Commenting on the results, Head of Research at Lisney Aoife Brennan, said the CSO’s findings were “absurd”.
She said: “December's decrease in both the Dublin and national indices produced by the CSO is unfortunate news. For Dublin, it is absurd and totally out of line with what is happening on the ground.
“The declines are due to how the index is constructed. It is based on mortgage drawdowns and totally ignores cash buyers who account for 45% of all sales nationally and an even higher percentage in Dublin. Obviously this has to skew the results.
“In the Dublin market, we have found that in many cases, it is the cash purchasers who are buying the better properties. Consequently, the properties that are displaying the largest price increases are not being accounted for by the CSO indices.

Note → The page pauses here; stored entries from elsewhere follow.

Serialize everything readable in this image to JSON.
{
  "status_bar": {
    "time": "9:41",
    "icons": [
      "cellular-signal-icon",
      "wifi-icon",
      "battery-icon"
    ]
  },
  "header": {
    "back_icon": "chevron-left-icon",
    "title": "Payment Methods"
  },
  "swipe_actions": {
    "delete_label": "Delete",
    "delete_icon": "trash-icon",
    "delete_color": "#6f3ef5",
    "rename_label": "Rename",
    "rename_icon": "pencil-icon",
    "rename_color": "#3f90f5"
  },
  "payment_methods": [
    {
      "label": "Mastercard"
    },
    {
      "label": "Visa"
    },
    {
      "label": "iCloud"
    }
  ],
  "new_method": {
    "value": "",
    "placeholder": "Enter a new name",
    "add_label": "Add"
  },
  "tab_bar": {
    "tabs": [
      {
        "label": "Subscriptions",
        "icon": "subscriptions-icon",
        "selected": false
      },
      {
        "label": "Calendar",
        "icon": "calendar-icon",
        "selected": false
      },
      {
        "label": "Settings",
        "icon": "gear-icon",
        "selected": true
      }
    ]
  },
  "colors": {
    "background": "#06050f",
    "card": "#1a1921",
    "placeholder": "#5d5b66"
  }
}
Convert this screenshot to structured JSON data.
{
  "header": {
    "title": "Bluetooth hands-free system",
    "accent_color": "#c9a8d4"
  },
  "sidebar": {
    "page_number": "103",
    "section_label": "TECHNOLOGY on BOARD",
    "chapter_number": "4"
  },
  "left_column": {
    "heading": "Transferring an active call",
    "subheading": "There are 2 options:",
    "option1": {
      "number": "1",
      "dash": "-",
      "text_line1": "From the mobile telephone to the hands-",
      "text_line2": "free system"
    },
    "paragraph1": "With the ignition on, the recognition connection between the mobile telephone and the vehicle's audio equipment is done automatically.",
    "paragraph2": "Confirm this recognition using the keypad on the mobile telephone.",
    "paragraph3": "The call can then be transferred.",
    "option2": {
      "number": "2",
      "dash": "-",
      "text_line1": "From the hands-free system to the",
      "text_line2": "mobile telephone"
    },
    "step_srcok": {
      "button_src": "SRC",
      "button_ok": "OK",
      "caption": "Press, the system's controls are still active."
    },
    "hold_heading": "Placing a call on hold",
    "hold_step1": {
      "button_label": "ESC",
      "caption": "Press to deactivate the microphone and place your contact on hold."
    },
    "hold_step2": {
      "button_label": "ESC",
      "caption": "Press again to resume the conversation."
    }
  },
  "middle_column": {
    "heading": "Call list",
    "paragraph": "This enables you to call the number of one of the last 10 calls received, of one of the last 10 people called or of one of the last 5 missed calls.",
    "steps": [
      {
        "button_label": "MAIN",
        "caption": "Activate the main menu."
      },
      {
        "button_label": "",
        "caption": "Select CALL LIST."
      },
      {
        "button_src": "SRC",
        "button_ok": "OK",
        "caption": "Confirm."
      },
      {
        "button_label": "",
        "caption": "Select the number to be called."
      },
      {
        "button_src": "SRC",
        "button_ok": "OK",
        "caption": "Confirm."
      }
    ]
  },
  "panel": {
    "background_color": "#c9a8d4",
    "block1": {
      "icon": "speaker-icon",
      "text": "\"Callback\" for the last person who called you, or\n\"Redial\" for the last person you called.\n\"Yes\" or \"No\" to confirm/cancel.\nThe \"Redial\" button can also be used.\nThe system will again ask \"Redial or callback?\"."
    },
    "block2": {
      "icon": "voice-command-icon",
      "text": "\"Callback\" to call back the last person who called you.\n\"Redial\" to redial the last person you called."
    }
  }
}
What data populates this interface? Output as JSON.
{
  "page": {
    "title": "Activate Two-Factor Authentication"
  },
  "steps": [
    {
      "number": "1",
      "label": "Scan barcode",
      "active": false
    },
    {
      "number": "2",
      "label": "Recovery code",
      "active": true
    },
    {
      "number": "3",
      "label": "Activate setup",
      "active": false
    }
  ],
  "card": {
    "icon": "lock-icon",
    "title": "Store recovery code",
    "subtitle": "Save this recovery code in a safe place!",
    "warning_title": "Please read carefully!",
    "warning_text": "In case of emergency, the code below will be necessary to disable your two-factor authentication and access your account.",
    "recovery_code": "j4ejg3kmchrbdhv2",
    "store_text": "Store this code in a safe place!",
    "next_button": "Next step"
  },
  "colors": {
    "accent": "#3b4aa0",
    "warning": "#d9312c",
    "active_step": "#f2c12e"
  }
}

If they were, we believe an increase would have been seen in December's figures.
“Buyer sentiment improved significantly in 2012 and in fact, 28% more dwellings were sold compared to 2011. If you focus on December, 2,870 units were sold nationwide in the month, which is about twice that sold each month in the early part of the year. Almost half of December's sales were in Dublin and Cork. This was a trend throughout 2012 and shows that the larger urban areas are driving the market nationally.
“Despite what the CSO indices are showing, we believe that the improved level of activity in 2012 has fed through into rising prices, particularly in the prime city areas. In 2013, we are of the view that prices in Dublin and other city areas will increase further and it will be the cash buyers who drive this,” said Aoife.